CD: Writing a novel is like climbing Everest. You look up and you say, No way am I doing that. But then you take a step, and then another, and then another, and you look back and you’re suddenly halfway up. That first step is the hardest. To take that step, you need inspiration. For me, it’s an idea that needs to be written. Something fresh and powerful.

I’m a commercial writer by trade; I write about an industry, and I write as work. A novel is different. If I were a commercial fiction writer, I’d take a familiar idea, add a little twist, and write it in accordance with the bestseller formula to have the broadest appeal to the greatest number of people. But I’m not a commercial fiction writer. I’d never take that first step in the climb because I really wouldn’t care about the idea or the story. So for me, the idea is everything. Something compelling that hasn’t been done before, or a familiar idea that in my view hasn’t been done right. Everything inspires me. I immerse myself in the genre and find tiny bits of inspiration in little things. The little things add up to big ideas.

ML: What advice would you give to new Horror fiction writers? What do you wish you had known as a beginning professional writer?

CD: It’s a great time to be a horror writer. Digital media has democratized publishing and created new paths to publication, each of which has its pros and cons. Whether somebody else publishes you or you publish yourself, be prepared to treat your writing as a business and take an entrepreneurial approach, particularly with marketing your work.

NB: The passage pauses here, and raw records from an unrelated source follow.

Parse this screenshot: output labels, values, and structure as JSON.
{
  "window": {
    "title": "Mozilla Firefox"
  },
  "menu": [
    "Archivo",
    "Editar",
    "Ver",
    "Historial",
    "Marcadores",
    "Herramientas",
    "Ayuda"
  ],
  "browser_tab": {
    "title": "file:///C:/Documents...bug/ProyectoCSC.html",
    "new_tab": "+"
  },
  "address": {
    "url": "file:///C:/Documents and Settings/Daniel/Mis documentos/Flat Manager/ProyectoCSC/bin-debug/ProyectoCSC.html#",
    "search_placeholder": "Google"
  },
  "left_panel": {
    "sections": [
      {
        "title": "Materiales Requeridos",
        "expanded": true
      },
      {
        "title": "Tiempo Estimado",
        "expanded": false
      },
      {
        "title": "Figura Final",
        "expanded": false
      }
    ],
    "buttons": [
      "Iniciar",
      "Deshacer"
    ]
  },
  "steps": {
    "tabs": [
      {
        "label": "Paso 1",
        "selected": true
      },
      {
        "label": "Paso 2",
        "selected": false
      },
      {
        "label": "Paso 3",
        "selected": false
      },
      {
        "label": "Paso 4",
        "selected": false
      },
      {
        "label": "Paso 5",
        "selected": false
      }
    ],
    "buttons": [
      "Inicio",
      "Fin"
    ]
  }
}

Typing is not writing. There are many approaches to writing a novel, but one I use is to think an idea through for a few months and then start typing after that. Writing isn’t just typing, it’s also thinking, taking notes, planning and researching. If you like this approach, keep a small notebook in your back pocket and a pen in your front pocket at all times. Think about your book in the still moments during the day and write down snatches of character, plot and dialog. When you reach a critical mass, start typing.

One approach is not better than another, though one will be better for you. Some writers like to crank out a horrible rough draft, get notes from beta readers, and then do a polished rewrite. Others like to write a close-to-finished draft from the get-go, editing the whole way. Do what feels good to you, while being open to innovation and new ideas.

It pays to know where you’re going. The idea should start with a killer point A (the hook) and point B (the climax and perhaps a denouement that leaves the reader thinking). After that, do a general outline of the plot so you continually ramp up tension (increasing stakes punctuated by critical change) without long empty stretches where you have no idea how to fill the page. A great book on plot structure is STORY ENGINEERING. I highly recommend it.

You’ve asked a big question where the answer could go on quite a while, so I’ll end it there. For more advice on how to write a horror novel, here are links to a series I wrote about that subject on my blog:

Fright for Your Write, Part 1: Why Do We Read/Write Horror

Fright for Your Write, Part 2: The Horror Element

Fright for Your Write, Part 3: Plot

Fright for Your Write, Part 4: Character

Thanks for inviting me to visit your blog, Michelle! I enjoyed it.